On February 14, 1990, NASA commanded the Voyager 1 spacecraft, having completed its primary mission, to turn around and photograph planet Earth from nearly 4 billion miles away. Caught in the center of scattered light rays from the Sun, planet Earth appears as a tiny point of light, a crescent only 0.12 pixel in size. This grainy photo of Earth has become known as the "pale blue dot."

“Look again at that dot. That’s here. That’s home. That’s us. On it everyone you love, everyone you know, everyone you have ever heard of, every human being who ever was, lived out their lives. The aggregate of our joy and suffering, thousands of confident religions, ideologies, and economic doctrines, every hunter and forager, every hero and coward, every creator and destroyer of civilization, every king and peasant, every young couple in love, every mother and father, hopeful child, inventor and explorer, every teacher of morals, every corrupt politician, every ‘superstar,’ every ‘supreme leader,’ every saint and sinner in the history of our species lived here– on a mote of dust suspended in a sunbeam.

The Earth is a very small stage in a vast cosmic arena. Think of the rivers of blood spilled by all those generals and emperors so that, in glory and triumph, they could become momentary masters of a fraction of a dot. Think of the endless cruelties visited by the inhabitants of one corner of this pixel on that scarcely distinguishable inhabitants of some other corner, how frequent their misunderstandings, how eager they are to kill one another, how fervent their hatreds.
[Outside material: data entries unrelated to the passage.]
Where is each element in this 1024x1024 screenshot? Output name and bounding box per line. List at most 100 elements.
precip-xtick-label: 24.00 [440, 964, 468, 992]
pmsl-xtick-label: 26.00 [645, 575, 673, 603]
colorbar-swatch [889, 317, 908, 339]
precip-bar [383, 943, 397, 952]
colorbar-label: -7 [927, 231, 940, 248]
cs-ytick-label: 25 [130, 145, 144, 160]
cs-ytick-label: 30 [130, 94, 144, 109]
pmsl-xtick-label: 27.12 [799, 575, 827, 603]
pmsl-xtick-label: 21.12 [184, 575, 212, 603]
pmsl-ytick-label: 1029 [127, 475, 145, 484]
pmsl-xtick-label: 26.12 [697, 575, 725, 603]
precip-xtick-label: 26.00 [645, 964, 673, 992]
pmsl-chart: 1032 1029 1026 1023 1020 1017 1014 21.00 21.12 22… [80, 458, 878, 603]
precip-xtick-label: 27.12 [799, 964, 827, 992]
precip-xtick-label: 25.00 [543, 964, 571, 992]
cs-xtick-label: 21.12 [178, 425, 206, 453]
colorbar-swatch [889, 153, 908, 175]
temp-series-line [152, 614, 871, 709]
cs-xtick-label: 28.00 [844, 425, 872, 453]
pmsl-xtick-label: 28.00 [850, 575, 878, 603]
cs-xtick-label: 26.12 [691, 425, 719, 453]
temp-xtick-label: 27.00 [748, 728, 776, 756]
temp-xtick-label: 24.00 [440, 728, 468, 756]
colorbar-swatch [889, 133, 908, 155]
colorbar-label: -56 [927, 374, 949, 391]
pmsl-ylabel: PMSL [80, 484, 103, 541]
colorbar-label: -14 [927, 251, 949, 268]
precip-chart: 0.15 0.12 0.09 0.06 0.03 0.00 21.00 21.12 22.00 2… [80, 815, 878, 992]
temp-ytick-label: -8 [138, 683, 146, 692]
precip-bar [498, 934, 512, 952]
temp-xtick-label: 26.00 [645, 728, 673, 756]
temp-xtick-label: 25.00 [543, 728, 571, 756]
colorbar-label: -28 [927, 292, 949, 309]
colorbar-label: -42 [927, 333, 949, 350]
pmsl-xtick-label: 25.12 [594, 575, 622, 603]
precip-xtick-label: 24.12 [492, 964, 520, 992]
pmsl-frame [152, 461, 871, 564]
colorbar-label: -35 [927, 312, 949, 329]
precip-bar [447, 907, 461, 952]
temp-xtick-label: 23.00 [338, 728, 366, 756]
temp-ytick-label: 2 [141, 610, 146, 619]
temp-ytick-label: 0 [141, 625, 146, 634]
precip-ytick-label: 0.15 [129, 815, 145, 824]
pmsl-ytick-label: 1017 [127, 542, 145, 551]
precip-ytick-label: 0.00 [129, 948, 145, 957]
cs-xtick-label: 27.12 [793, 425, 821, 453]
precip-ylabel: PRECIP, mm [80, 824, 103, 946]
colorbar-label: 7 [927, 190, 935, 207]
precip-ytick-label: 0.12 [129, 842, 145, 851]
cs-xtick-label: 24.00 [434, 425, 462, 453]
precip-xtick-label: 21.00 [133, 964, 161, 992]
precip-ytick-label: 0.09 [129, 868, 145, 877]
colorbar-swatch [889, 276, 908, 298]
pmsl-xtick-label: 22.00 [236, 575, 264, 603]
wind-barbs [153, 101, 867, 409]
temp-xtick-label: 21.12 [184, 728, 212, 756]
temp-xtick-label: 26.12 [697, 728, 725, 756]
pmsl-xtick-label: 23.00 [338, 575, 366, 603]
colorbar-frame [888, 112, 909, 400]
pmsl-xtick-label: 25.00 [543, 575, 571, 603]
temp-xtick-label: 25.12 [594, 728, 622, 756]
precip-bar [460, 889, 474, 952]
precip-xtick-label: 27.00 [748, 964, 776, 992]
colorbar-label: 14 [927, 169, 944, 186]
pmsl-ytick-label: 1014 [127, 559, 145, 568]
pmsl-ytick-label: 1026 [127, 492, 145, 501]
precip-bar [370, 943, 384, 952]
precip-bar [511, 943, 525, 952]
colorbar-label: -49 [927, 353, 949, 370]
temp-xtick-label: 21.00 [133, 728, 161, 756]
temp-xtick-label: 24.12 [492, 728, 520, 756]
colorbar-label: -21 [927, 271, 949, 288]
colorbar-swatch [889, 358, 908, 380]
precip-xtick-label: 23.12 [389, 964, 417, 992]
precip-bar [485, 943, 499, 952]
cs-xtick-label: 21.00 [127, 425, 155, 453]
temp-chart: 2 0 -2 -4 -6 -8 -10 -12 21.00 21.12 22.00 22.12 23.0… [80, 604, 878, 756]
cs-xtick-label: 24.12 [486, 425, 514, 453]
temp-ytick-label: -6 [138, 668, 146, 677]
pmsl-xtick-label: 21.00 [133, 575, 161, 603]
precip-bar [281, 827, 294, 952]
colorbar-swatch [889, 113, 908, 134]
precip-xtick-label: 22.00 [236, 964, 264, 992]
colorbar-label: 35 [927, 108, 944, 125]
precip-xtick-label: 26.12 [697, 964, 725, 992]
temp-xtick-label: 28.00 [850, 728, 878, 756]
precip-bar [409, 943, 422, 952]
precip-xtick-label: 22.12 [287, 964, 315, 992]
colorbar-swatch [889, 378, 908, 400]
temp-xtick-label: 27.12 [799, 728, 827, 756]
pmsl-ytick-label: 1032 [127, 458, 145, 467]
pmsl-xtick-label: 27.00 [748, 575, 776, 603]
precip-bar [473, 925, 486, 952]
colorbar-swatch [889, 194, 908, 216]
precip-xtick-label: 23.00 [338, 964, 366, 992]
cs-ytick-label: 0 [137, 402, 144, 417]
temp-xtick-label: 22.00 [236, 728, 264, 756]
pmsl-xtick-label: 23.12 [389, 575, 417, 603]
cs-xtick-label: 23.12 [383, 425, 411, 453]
Our posturings, our imagined self-importance, the delusion that we have some privileged position in the Universe, are challenged by this point of pale light. Our planet is a lonely speck in the great enveloping cosmic dark. In our obscurity, in all this vastness, there is no hint that help will come from elsewhere to save us from ourselves.

The Earth is the only world known so far to harbor life. There is nowhere else, at least in the near future, to which our species could migrate. Visit, yes. Settle, not yet. Like it or not, for the moment the Earth is where we make our stand.

It has been said that astronomy is a humbling and character-building experience. There is perhaps no better demonstration of the folly of human conceits than this distant image of our tiny world. To me, it underscores our responsibility to deal more kindly with one another, and to preserve and cherish the pale blue dot, the only home we’ve ever known.”

–Carl Sagan, Pale Blue Dot: A Vision of the Human Future in Space (New York: Random House, 1994), 6-7.